Corviale
Corviale, eigentlich Nuovo Corviale, ist ein zehngeschossiger Wohnkomplex am Stadtrand von Rom und gilt als eines der längsten Hochhäuser Europas.
Baugeschichte
Der Corviale wurde 1975–1982 nach Plänen des Architekten Mario Fiorentino im Südwesten Roms, im Stadtteil XV Arvalia Portuense an der Via Portuense errichtet. Grundsteinlegung war am 12. Mai 1975. Die ersten Wohnungen wurden im Oktober 1982 vergeben. Bauherr war die Wohnungsbaugesellschaft ATER (Azienda Territoriale per l’Edilizia Residenziale). Der Wohnkomplex – insgesamt 958 Meter lang – besteht aus zwei leicht versetzten, jeweils etwa 480 Meter langen Wohnblöcken[1] und besitzt 21 Eingänge. In seinen zehn Geschossen leben ca. 8000 Menschen.
Baukonzept
Für seine Erbauung waren städtebauliche Leitbilder des Congrès International d’Architecture Moderne (CIAM) ausschlaggebend, die einerseits auf die Vermeidung enger und schlecht durchlüfteter Stadtlandschaften, andererseits auf die Verhinderung einer Landschaftszersiedelung zielten. Mit der Zusammenfassung einer größeren Anzahl von Wohneinheiten in einem Komplex im Grünen sollte die Alternative eines dritten Weges aufgezeigt werden. Corviale steht für dieses Siedlungsschema. Es ist jedoch ein sehr spätes Beispiel, das zu einem Zeitpunkt entstand, als erste nach den Prinzipien des CIAM entstandene Anlagen als unzumutbar eingestuft und bereits wieder abgerissen wurden (legendär beispielsweise der Abriss des Stadtteils Pruitt-Igoe, St. Louis 1972).
Funktion und Nutzung
Nach der Grundsteinlegung vergingen sieben Jahre, bis die Wohnblöcke fertiggestellt waren. Erst um 1980, als zahlreiche Römer, die bislang im Zentrum gewohnt hatten, ihre Mieten nicht mehr bezahlen konnten, stieg die Nachfrage an.

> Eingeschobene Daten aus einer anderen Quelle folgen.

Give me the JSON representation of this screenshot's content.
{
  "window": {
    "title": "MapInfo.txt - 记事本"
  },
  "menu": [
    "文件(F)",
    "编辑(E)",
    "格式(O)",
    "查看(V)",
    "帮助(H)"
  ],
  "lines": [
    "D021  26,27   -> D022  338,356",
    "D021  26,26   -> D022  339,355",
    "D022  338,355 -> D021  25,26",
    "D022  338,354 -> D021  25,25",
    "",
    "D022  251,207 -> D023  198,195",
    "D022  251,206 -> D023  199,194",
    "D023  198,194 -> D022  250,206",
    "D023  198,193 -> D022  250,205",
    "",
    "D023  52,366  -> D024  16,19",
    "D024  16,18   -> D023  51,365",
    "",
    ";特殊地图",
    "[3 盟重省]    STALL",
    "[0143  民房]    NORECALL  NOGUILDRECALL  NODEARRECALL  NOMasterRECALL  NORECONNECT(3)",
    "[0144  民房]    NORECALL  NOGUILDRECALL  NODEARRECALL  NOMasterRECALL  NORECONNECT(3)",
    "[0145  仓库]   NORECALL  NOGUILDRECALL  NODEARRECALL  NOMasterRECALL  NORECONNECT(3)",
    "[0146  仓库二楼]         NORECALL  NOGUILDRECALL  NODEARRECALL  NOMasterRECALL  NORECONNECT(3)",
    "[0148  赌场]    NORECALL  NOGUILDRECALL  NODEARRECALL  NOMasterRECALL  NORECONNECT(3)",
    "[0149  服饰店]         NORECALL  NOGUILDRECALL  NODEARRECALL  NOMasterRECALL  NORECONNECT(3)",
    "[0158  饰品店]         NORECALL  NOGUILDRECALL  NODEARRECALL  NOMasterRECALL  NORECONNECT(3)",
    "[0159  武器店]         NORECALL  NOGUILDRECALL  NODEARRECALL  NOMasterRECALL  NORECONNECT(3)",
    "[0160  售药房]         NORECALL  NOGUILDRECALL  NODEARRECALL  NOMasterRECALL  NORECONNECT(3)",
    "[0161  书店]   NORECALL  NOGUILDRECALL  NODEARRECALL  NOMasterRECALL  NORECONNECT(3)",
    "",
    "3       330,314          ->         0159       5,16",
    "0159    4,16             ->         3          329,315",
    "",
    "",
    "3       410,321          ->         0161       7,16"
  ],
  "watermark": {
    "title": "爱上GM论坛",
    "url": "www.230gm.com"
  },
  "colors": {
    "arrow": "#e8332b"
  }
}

Zur Erschließung einer Infrastruktur war vorgesehen, das vierte Stockwerk ausschließlich Ladenlokalen vorzubehalten. Doch blieben die dafür vorgesehenen Räume leer, bis sie schließlich von 64 Familien okkupiert wurden. Auch ein Franziskanerkonvent, der in dem sozialen Brennpunkt tätig ist, siedelte sich hier an. Statt der Ladenlokale entstanden den Wohnblöcken vorgelagert zwei große Supermärkte.
Beurteilung
Die Architektur Fiorentinos ist durch eine zeittypische Stahlbetonbänderung geprägt. Schmale Rücksprünge an den Treppenhausbereichen und insbesondere eine Abstufung der vier bzw. fünf oberen Geschosse sollen die Monotonie des Baukörpers reduzieren, tragen jedoch zu einer ungewollten Steigerung der Monumentalität bei.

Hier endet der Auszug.